My experience and observation lead me to believe that while men admit the superiority of women in many respects, the latter do not care so much for this admission as they do for an acknowledgement of their equality.” (Franklin S. Richards)

Following on from my previous post, this post is also prompted by observations noted during my research for a presentation I was asked to give in a Relief Society lesson, looking at the role of Utah women in women’s suffrage. One of the papers I came across “Woman’s Place is in the Constitution: The Struggle for Equal rights in Utah in 1895” by Jean Bickmore White (and found in this issue of the Utah Historical Quarterly) includes some of the arguments for and against including female suffrage in the Utah state constitution, as that constitution was being drawn up. Quotes in this post have been taken from White’s paper.

This paper was interesting for three reasons: firstly, Utah women had been in position to vote from 1870-1887 before they had been disenfranchised by the Edmunds-Tucker Act less than a decade previously, so it would have seemed reasonable to me that including female suffrage in the new state constitution should have been a no-brainer; secondly, some of the arguments against that inclusion sound an awful lot like the platitudes women hear from the pulpit today, including at the last General Conference; thirdly, the arguments as a whole seem to me to mirror the arguments we have seen both for and against greater inclusion of women in church governance and/or the ordination of women.

Some women didn’t feel the need to have a vote. White notes that: “Emmeline B. Wells, editor of the Exponent, observed that some women in the territory felt no need of extending the political rights to their sex because they were sitting in “luxury and ease.“” One of the fears of including suffrage was that it would draw negative votes for the proposed constitution and thus delay statehood, and “perhaps put their whole work in jeopardy.” Consequently, it was necessary for those favouring suffrage to mobilise themselves, and campaign for the right to vote to be included in the constitution.

In a speech given on March 28 1894, B H Roberts “pleaded with women to give up their struggle for enfranchisement in order to further the cause of statehood”, and argued in later speeches that “the franchise should be given only to individuals who could act independently, free from dictation. Since most women over twenty-one were married, they could not act freely but would — and should — be ruled over by their husbands.” and that “voting was a privilege, not a right. Historically, he pointed out, there had been qualifications of age, property ownership, and literacy imposed as a condition for voting.” He further argued that:

“men and women were no doubt equal as to abilities and mentality, but they were different in their dispositions, tastes, and constitutions. Men needed women as a civilizing influence..

““…let me say that the influence of woman as it operates upon me never came from the rostrum, it never came from the pulpit, with woman in it, it never came from the lecturer’s platform, with woman speaking; it comes from the fireside, it comes from the blessed association with mothers, of sisters, of wives, of daughters…””

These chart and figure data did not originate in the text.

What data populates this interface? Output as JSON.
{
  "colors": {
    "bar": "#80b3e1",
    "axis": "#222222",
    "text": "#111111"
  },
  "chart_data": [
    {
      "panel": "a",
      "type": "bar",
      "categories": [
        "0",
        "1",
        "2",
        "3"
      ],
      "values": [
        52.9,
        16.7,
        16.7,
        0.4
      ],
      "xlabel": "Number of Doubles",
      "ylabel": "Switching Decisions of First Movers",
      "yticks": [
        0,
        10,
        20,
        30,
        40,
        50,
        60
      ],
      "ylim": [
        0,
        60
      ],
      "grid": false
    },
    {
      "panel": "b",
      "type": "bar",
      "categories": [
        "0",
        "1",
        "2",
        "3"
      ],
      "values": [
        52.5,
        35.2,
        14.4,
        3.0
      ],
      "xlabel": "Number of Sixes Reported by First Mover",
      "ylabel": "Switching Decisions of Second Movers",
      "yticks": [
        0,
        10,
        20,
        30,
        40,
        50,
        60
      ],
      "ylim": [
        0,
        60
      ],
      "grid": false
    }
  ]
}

Those arguing for suffrage during the debates included Franklin S. Richards (son of Franklin D. and early suffragist Jane S., and married to suffragist Emily S.):

“Richards asserted that the vote for women was the next necessary step in the march of human progress. Richards said he had never known a woman who felt complimented by the statement that she was too good to exercise the same rights and privileges as a man. “My experience and observation lead me to believe that while men admit the superiority of women in many respects, the latter do not care so much for this admission as they do for an acknowledgement of their equality, and that equality we are bound in honor to concede. . . .“”

And Orson F. Whitney argued that:

It is a noble science— the science of government — and it has a glorious future. And I believe in a future for woman, commensurate with the progress thereby indicated. I do not believe that she was made merely for a wife, a mother, a cook, and a housekeeper. These callings, however honorable — and no one doubts that they are so — are not the sum of her capabilities.

And that:

This great social upheaval, this woman’s movement that is making itself heard and felt, means something more than that certain women are ambitious to vote and hold office. I regard it as one of the great levers by which the Almighty is lifting up this fallen world, lifting it nearer to the throne of its Creator. . .

White suggests the success of the suffrage movement was down to the following factors:

  • The suffragists were respectable, establishment, and the wives and daughters of church leaders.
  • Women voting, whilst a radical move in the wider US, was not particularly radical in Utah, it had happened before with no terrible consequence.
  • There had been a lot of groundwork put in for grass root support for suffrage beforehand.

What implications do you see for, or what lessons can be learned by, if any, those involved in the events of the past year?